14 Kasım 2016 Pazartesi

Meryem Ana Kilisesi, Şirince ve Kuşadası: Anne Baba Tatili Bölüm 1

Evet, bir önceki yazımda bahsettiğim "anne ve babaların da tatile ihtiyacı vardır" başlığının tatil kısmısına gelmiş bulunuyoruz. Anne baba olarak sevgili kaçamağımızda neler yaptık, nereleri gezdik, kısacıktan anlatacağım.

Bu kaçamağı aklımıza soktuğumuzda Can oğlumuzun uykuları sırasında uzun uzun gezindim internette. Mevsim sebebiyle Kıbrıs mı olsa, güneye mi insek diye iyice alternatif arayışına girdim. Sonra topladık çıkarttık böldük çarptık ki gemi ile yapacağımız kısa bir Yunanistan adaları gezisi, Kıbrıs ya da benze bir tatille aynı fiyata, hadi az daha pahallısına geliyordu. Tam da düşündüğümüz tarihler arasında bir gemi ile Yunanistan Santorini ve Mikanos turu bulunca fırsata hoop atladık ve satın aldık.

Daha evvel kısa bile olsa gemi ile bir seyahatimiz olmamıştı ikimizin de. E Yunanistan'a da gitmemiştik; baldan tatlı bir paket oldu bize anlayacağınız.


Uzun giriş lafının sadedinde turumuza geçmek isterim.

Gemimiz Kuşadası limanından kalkacağı için uçakla önce İzmir'e geçtik. orada havalimanından direkt Havaş otobüsüne atlayıp Kuşadası'na vardır. ancak evden kaçan masum köylüler olunca, 2q.30'da kalkacak gemiye binmek için sabah 10.00'da Kuşadası'na varmıştık. ne yapalım, diyorum ya kaçasımız varmış...


Neyse Kuşadası'na varınca hemen merkezdeki Avis oto kiralamaya gittik, arabamızı kiraladık, bavulumuzu bagajımıza attık ve yola çıktık. Kuşadası'na günübirlik bile gelmiş herkesin programını uyguladık biz de; Şirince ve Meryem Ana'ya gittik.

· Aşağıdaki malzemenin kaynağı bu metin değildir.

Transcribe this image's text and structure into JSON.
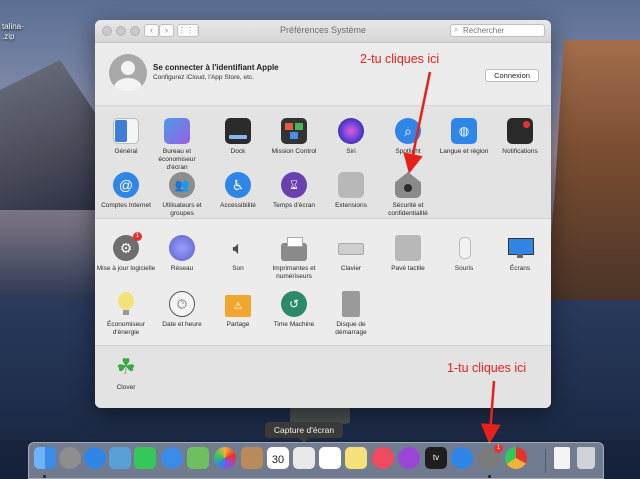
{
  "desktop": {
    "file_label_line1": "talina-",
    "file_label_line2": ".zip"
  },
  "window": {
    "title": "Préférences Système",
    "search_placeholder": "Rechercher",
    "back_icon": "chevron-left-icon",
    "forward_icon": "chevron-right-icon",
    "grid_icon": "grid-icon"
  },
  "account": {
    "title": "Se connecter à l'identifiant Apple",
    "subtitle": "Configurez iCloud, l'App Store, etc.",
    "button": "Connexion"
  },
  "section1": [
    {
      "label": "Général",
      "color": "#3d7fd8"
    },
    {
      "label": "Bureau et économiseur d'écran",
      "color": "#4b9be8"
    },
    {
      "label": "Dock",
      "color": "#2b2b2b"
    },
    {
      "label": "Mission Control",
      "color": "#333333"
    },
    {
      "label": "Siri",
      "color": "#5b3fd6"
    },
    {
      "label": "Spotlight",
      "color": "#2f86e6"
    },
    {
      "label": "Langue et région",
      "color": "#2f86e6"
    },
    {
      "label": "Notifications",
      "color": "#2a2a2a"
    },
    {
      "label": "Comptes Internet",
      "color": "#2f86e6"
    },
    {
      "label": "Utilisateurs et groupes",
      "color": "#8d8d8d"
    },
    {
      "label": "Accessibilité",
      "color": "#2f86e6"
    },
    {
      "label": "Temps d'écran",
      "color": "#6a3fb0"
    },
    {
      "label": "Extensions",
      "color": "#b8b8b8"
    },
    {
      "label": "Sécurité et confidentialité",
      "color": "#8a8a8a"
    }
  ],
  "section2": [
    {
      "label": "Mise à jour logicielle",
      "color": "#6e6e6e",
      "badge": "1"
    },
    {
      "label": "Réseau",
      "color": "#5b5fc7"
    },
    {
      "label": "Son",
      "color": "#4a4a4a"
    },
    {
      "label": "Imprimantes et numériseurs",
      "color": "#8a8a8a"
    },
    {
      "label": "Clavier",
      "color": "#cfcfcf"
    },
    {
      "label": "Pavé tactile",
      "color": "#b8b8b8"
    },
    {
      "label": "Souris",
      "color": "#f2f2f2"
    },
    {
      "label": "Écrans",
      "color": "#2f86e6"
    },
    {
      "label": "Économiseur d'énergie",
      "color": "#f2e27a"
    },
    {
      "label": "Date et heure",
      "color": "#f4f4f4"
    },
    {
      "label": "Partage",
      "color": "#f1a62f"
    },
    {
      "label": "Time Machine",
      "color": "#2b8a6a"
    },
    {
      "label": "Disque de démarrage",
      "color": "#9a9a9a"
    }
  ],
  "section3": [
    {
      "label": "Clover",
      "color": "#3aa845"
    }
  ],
  "annotations": {
    "top": "2-tu cliques ici",
    "bottom": "1-tu cliques ici",
    "color": "#e8201a"
  },
  "tooltip": "Capture d'écran",
  "dock": {
    "items": [
      {
        "name": "finder",
        "color": "#3d8be8"
      },
      {
        "name": "launchpad",
        "color": "#8e8e8e"
      },
      {
        "name": "safari",
        "color": "#2f86e6"
      },
      {
        "name": "preview",
        "color": "#5aa0d8"
      },
      {
        "name": "facetime",
        "color": "#35c759"
      },
      {
        "name": "messages",
        "color": "#3d8be8"
      },
      {
        "name": "maps",
        "color": "#6fbf5f"
      },
      {
        "name": "photos",
        "color": "#f2b13a"
      },
      {
        "name": "contacts",
        "color": "#b88b58"
      },
      {
        "name": "calendar",
        "color": "#ffffff",
        "text": "30"
      },
      {
        "name": "photo-booth",
        "color": "#e9e9e9"
      },
      {
        "name": "reminders",
        "color": "#ffffff"
      },
      {
        "name": "notes",
        "color": "#f5e07a"
      },
      {
        "name": "music",
        "color": "#f04a5f"
      },
      {
        "name": "podcasts",
        "color": "#9b45d8"
      },
      {
        "name": "tv",
        "color": "#1e1e1e",
        "text": "tv"
      },
      {
        "name": "app-store",
        "color": "#2f86e6"
      },
      {
        "name": "system-preferences",
        "color": "#7a7a7a",
        "badge": "1"
      },
      {
        "name": "chrome",
        "color": "#e9e9e9"
      },
      {
        "name": "document",
        "color": "#f4f4f4"
      },
      {
        "name": "trash",
        "color": "#cfd3d8"
      }
    ]
  }
}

Önce biraz korkutucu ama o kadar da muhteşem olan Şirince yollarını tırmandık dağların arasından. Korkutucu derken şaka yapmıyorum, gidiş geliş ve uçurum kenarı. Bilhassa çıkış sırasında yolcu tarafında oturup da aşağıya bakmak geriyor insanı. Sonunda vardık merkeze ve girişteki otoparklardan birine parketyik arabamızı. Bir trafik,bir kalabalık, bir sıkışık dapdar yollar, bir yapış yapış omuz omuza yürüme ki sormayın; sinir olduk. Ancak sevgili kaçamağı olunca sinirlenmek yok, her dakikanın tadını çıakrtmak var. Önce öğle yemeğimizi yedik, sonra dükkanların olduğu ara sokakları güzelce dolaştık. Dükkanlarda da özel bir şey bulamadık ama bakındık işte. Her zaman olduğu gibi bizim Can oğlana çalıştık, şile bezinden gömlek almadan ayrılmadık oradan. Bu gezimizin ardından başka bir restorantta da tatlı ve çay keyfimizi yaptık. Eh bitti Şirince bizim için... Arabamıza geri atlayıp, trafikten zar zor kurtularak dağ yolundan gerisin geriye indik bu defa. Her zaman,her yerde olduğu gibi dönüş yoku daha kısa ve kolay geldi.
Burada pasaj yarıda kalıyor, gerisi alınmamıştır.